105E lo portaro alle reali tende,
Vaghi d’ornarlo. In quel momento scorse
Gli affanni lor Tersicore, soave
Ninfa di Pindo, e dispiegò le piume
Inverso il cielo, e ritrovò l’Aurora.
110Era l’Aurora d’odorate rose
Sul far ghirlande, e raccogliea bei gigli
Per seminarli in ciel, tosto, che il Sole
Sgombrar volesse la Cimmeria notte,
Gli egri mortali risvegliando in terra:
115Ed ecco sparsa il crin dell’auree trecce,
E scolorita i rai del chiaro sguardo
A lei fassi veder la nobil Ninfa,
E con fervido sdegno a parlar prende
Pur lagrimando: Dell’Aonie Muse
120Io mi sono una; e lo Strimonio fiume
Ebbe prole di me, che i Tracii regni
Già governava, ed appellossi Reso:
Egli sen venne ad ajutar di Troja
Il rege amico; e nel miglior del sonno
125Ignudo affatto in sulle proprie piume
Con ferro Ulisse traditor lo spense:
A poco dianzi del feroce Achille
L’asta micidïal Mennone uccise,
E vanne altiero, e del suo mal si gode:
130Or vedrò se sei madre, o pur se obblio
Lungo ti prende dell’amabil parto:
Che non corriamo a piè del sommo Giove?
Che non voliamo a dimandar vendetta?
Non deve il nostro duolo aver conforto?
135Non siam noi Dive?
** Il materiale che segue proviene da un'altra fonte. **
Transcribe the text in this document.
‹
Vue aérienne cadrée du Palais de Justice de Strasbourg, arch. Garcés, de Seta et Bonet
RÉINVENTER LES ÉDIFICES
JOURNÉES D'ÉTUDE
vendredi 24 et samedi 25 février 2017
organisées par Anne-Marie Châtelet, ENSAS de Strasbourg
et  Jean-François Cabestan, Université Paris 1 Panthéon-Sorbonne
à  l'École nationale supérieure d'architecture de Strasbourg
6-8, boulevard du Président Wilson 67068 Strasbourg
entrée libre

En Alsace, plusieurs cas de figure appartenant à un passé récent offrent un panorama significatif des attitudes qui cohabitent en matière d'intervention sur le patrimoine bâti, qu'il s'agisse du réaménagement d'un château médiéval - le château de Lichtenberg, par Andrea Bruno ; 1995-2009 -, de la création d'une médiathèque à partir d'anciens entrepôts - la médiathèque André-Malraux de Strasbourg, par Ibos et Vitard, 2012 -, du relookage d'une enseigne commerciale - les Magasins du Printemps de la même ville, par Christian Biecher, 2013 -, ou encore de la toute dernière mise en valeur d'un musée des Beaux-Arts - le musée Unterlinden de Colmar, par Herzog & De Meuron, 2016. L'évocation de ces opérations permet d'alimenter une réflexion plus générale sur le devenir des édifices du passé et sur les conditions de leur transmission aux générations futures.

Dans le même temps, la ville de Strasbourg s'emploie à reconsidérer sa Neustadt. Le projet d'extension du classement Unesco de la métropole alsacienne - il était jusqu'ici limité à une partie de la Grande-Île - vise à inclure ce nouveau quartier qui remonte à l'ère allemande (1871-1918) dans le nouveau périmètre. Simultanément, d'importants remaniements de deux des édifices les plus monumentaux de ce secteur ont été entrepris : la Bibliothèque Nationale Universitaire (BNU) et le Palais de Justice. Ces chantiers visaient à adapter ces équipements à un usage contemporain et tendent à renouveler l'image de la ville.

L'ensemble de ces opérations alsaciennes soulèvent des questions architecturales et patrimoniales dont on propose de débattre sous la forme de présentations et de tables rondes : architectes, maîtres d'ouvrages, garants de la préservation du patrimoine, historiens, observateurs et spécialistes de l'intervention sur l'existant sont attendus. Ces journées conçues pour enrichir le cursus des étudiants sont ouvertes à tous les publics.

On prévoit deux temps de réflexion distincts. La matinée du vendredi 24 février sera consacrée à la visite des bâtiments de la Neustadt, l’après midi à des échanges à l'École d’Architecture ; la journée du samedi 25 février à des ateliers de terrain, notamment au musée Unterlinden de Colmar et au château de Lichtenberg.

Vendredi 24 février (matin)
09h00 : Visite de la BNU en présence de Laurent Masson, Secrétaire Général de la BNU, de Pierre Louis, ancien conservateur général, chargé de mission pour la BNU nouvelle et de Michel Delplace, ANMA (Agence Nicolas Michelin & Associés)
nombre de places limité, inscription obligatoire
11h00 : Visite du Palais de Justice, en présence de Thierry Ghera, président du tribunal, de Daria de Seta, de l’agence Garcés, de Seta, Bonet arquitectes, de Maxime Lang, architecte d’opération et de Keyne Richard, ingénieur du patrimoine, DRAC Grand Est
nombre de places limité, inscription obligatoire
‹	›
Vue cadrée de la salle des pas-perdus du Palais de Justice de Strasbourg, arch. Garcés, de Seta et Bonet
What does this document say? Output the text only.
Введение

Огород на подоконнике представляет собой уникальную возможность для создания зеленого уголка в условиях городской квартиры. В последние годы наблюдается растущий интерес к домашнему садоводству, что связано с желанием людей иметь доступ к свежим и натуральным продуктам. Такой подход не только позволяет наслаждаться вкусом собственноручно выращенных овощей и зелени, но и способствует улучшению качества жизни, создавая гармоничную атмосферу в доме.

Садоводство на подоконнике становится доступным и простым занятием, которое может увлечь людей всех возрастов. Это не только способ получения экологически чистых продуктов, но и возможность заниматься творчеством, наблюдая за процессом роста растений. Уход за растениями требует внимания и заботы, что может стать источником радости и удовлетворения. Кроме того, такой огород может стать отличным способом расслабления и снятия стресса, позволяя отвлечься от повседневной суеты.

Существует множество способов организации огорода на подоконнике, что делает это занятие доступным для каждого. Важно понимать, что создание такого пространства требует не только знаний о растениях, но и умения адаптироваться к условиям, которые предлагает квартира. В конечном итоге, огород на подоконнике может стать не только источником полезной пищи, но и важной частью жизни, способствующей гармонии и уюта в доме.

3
A sì crudel novella
Trasse lunge da sé l’Aurora i gigli,
Trasse le rose; e per l’eburneo petto
Mandaro que’ begli occhi un fiume a terra;
Al fin gridava: in sul fiorir degli anni,
140Quando era da goder tua giovinezza,
Mennone giungi indegnamente a morte.
Eri tal uomo tu, che il mondo in pregio
Aver non ti dovesse? o son miei pregi
Vili cotanto, che io sia fatta degna
145Di udire, e di soffrir tanto cordoglio?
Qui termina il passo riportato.